Submitted to: Parasitology Research
Publication Type: Peer reviewed journal
Publication Acceptance Date: 12/23/2003
Publication Date: 4/4/2005
Citation: Elsheika, H.M., Mansfield, L.S., Fitzgerald, S.D., Rosenthal, B.M., Saeed, M.A. 2005. Dexamethasone treatment induces susceptibility of outbred webster mice to experimental infection with besnoitia darlingi isolated from opossums (didelphis virginiana).. Parasitology Research 20:128-131. Interpretive Summary: Opossums have recently been implicated as definitive hosts for Sarcocystis neurona, the causative agent of Equine Protozoal Myeloencephalitis, a debilitating neurological condition of horses and other infected host species. Opossums also are vulnerable to tissue cyst infections with related parasites belonging to the genus Besnoitia. Here, two isolates of Besnoitia darlingi are described in clinical, ultrastructural, and genetic terms; an animal model of infection employing immune-suppressed outbred mice is presented for the fist time; and cell cultures are established that facilitate the long-term study of this poorly characterized parasite species.
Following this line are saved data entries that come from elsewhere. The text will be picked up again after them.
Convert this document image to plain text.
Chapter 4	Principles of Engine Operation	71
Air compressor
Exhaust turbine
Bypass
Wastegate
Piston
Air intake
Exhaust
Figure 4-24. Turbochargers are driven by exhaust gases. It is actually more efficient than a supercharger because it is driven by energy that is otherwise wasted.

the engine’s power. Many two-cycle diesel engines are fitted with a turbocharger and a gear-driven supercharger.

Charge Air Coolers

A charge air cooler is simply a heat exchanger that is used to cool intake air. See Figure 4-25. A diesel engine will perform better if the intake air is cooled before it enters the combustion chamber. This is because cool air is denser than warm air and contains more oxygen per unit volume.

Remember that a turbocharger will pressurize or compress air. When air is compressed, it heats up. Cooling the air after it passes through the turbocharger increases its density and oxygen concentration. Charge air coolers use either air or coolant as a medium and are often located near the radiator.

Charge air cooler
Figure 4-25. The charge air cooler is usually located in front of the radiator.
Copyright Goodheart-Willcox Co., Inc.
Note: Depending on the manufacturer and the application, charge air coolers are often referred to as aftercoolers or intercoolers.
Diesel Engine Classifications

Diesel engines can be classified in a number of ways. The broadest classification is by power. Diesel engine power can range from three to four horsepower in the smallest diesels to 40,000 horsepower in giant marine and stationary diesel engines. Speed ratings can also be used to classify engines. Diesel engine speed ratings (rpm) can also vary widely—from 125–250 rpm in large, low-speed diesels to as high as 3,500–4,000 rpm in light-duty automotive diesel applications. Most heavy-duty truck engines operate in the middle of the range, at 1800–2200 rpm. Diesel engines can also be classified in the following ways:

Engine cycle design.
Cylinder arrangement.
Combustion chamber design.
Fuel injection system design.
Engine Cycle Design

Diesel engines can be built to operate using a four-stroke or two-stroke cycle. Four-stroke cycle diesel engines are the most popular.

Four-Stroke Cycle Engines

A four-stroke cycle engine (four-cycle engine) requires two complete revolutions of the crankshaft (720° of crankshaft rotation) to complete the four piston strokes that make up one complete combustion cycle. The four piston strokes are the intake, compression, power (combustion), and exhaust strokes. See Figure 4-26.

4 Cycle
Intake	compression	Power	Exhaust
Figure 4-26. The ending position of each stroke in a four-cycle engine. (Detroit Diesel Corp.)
Technical Abstract: Few experimental models are available for studying a diverse assemblage of tissue cyst-forming coccidian parasites, including members of the genus Besnoitia. Here, we describe how suppression of cellular immunity rendered outbread mice susceptible to two isolates of Besnoitia darlingi originating in naturally infected opussums, and the subsequent development of long-term tissue cultures that maintained viable parasites. Numerous cysts typical of parasites belonging to the Apicomplexan genus Besnoitia were found in lungs, liver, kidneys, spleen, heart, tongue, diaphragm, abdominal muscles, skin, and ears of the opossums. The light microscopic and ultrastructural characteristics of the cysts and bradyzoites were consistent with that of Besnoitia darlingi, and this diagnosis was also supported based on comparative sequence analysis at each of two genetic loci. Bradyzoites recovered from crushed cysts from the infected opossums were inoculated into outbred Webster laboratory mice by intraperitoneal and subcutaneous routes. The tachyzoites induced severe systemic infection in mice treated with dexamethasone, but were not pathogenic to mice treated with sulfadiazine. Isolates recovered from the inoculated mice were viable and could be maintained in long-term tissue cultures.